Nanoencapsulated α-terpineol attenuates neuropathic pain induced by chemotherapy through calcium channel modulation

Although chemotherapy-induced peripheral neuropathy is one of the main medical complaints of cancer patients, there are currently no specific drugs for the effective treatment. In this respect, alpha-terpineol (TP) seems to be a potential candidate for this purpose, since it has several pharmacological properties that can be improved by nanosytems. Therefore, the objective of this study was to develop and investigate an antinociceptive action of TP in nanocapsules (TP-LNC) on a peripheral neuropathy induced by paclitaxel (PTX) in mice. Nanocapsules were obtained through the interfacial deposition of preformed polymer method and physicochemically characterized. The effect of TP and TP-LNC was assessed using the hyperalgesia test in mice with neuropathy induced by PTX (32 mg/kg, i.p.). Its effect on calcium channels was evaluated by patch-clamp and molecular docking.
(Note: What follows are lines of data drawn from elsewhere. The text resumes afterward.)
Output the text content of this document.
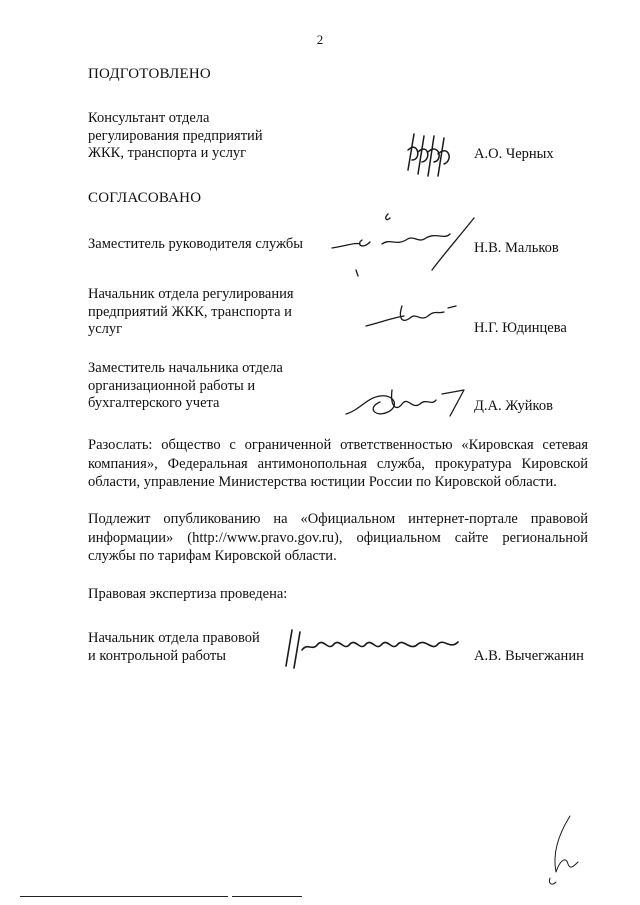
2
ПОДГОТОВЛЕНО
Консультант отдела
регулирования предприятий
ЖКК, транспорта и услуг	А.О. Черных
СОГЛАСОВАНО
Заместитель руководителя службы	Н.В. Мальков
Начальник отдела регулирования
предприятий ЖКК, транспорта и
услуг	Н.Г. Юдинцева
Заместитель начальника отдела
организационной работы и
бухгалтерского учета	Д.А. Жуйков
Разослать: общество с ограниченной ответственностью «Кировская сетевая компания», Федеральная антимонопольная служба, прокуратура Кировской области, управление Министерства юстиции России по Кировской области.
Подлежит опубликованию на «Официальном интернет-портале правовой информации» (http://www.pravo.gov.ru), официальном сайте региональной службы по тарифам Кировской области.
Правовая экспертиза проведена:
Начальник отдела правовой
и контрольной работы	А.В. Вычегжанин
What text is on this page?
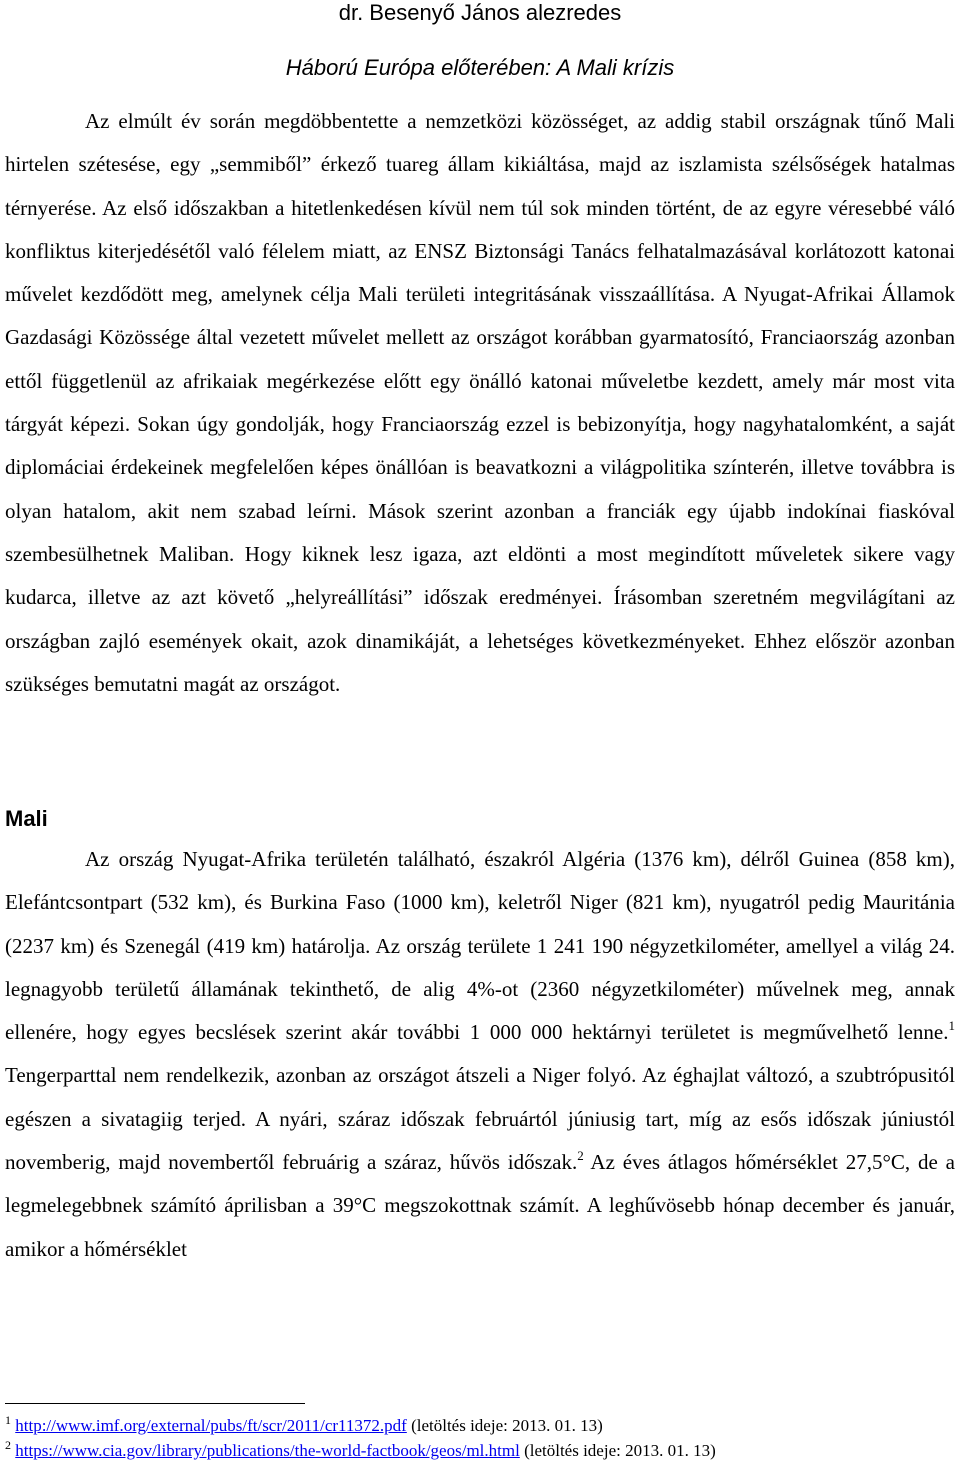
dr. Besenyő János alezredes
Háború Európa előterében: A Mali krízis

Az elmúlt év során megdöbbentette a nemzetközi közösséget, az addig stabil országnak tűnő Mali hirtelen szétesése, egy „semmiből” érkező tuareg állam kikiáltása, majd az iszlamista szélsőségek hatalmas térnyerése. Az első időszakban a hitetlenkedésen kívül nem túl sok minden történt, de az egyre véresebbé váló konfliktus kiterjedésétől való félelem miatt, az ENSZ Biztonsági Tanács felhatalmazásával korlátozott katonai művelet kezdődött meg, amelynek célja Mali területi integritásának visszaállítása. A Nyugat-Afrikai Államok Gazdasági Közössége által vezetett művelet mellett az országot korábban gyarmatosító, Franciaország azonban ettől függetlenül az afrikaiak megérkezése előtt egy önálló katonai műveletbe kezdett, amely már most vita tárgyát képezi. Sokan úgy gondolják, hogy Franciaország ezzel is bebizonyítja, hogy nagyhatalomként, a saját diplomáciai érdekeinek megfelelően képes önállóan is beavatkozni a világpolitika színterén, illetve továbbra is olyan hatalom, akit nem szabad leírni. Mások szerint azonban a franciák egy újabb indokínai fiaskóval szembesülhetnek Maliban. Hogy kiknek lesz igaza, azt eldönti a most megindított műveletek sikere vagy kudarca, illetve az azt követő „helyreállítási” időszak eredményei. Írásomban szeretném megvilágítani az országban zajló események okait, azok dinamikáját, a lehetséges következményeket. Ehhez először azonban szükséges bemutatni magát az országot.

Mali

Az ország Nyugat-Afrika területén található, északról Algéria (1376 km), délről Guinea (858 km), Elefántcsontpart (532 km), és Burkina Faso (1000 km), keletről Niger (821 km), nyugatról pedig Mauritánia (2237 km) és Szenegál (419 km) határolja. Az ország területe 1 241 190 négyzetkilométer, amellyel a világ 24. legnagyobb területű államának tekinthető, de alig 4%-ot (2360 négyzetkilométer) művelnek meg, annak ellenére, hogy egyes becslések szerint akár további 1 000 000 hektárnyi területet is megművelhető lenne.$^1$ Tengerparttal nem rendelkezik, azonban az országot átszeli a Niger folyó. Az éghajlat változó, a szubtrópusitól egészen a sivatagiig terjed. A nyári, száraz időszak februártól júniusig tart, míg az esős időszak júniustól novemberig, majd novembertől februárig a száraz, hűvös időszak.$^2$ Az éves átlagos hőmérséklet 27,5°C, de a legmelegebbnek számító áprilisban a 39°C megszokottnak számít. A leghűvösebb hónap december és január, amikor a hőmérséklet

$^1$ http://www.imf.org/external/pubs/ft/scr/2011/cr11372.pdf (letöltés ideje: 2013. 01. 13)

$^2$ https://www.cia.gov/library/publications/the-world-factbook/geos/ml.html (letöltés ideje: 2013. 01. 13)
TP-LNC presented satisfactory stability and encapsulation efficiency of 64.5%; it also prolonged the antihyperalgesic effect when cooperated with free TP. Moreover, it was found that TP presented molecular interactions with different channels for calcium, being able to reduce calcium currents. These findings bring new evidence about the analgesic action of TP and its modulating action of calcium channels and reiterate the benefits of the encapsulation of monoterpenes in nanosystems.

Automated summary

Alpha-terpineol nanocapsules (TP-LNC) show potential as a candidate drug for treating chemotherapy-induced peripheral neuropathy. The study finds that TP-LNC has stability and encapsulation efficiency, and can prolong the antihyperalgesic effect when combined with free TP. Furthermore, TP has molecular interactions with different calcium channels, reducing calcium currents.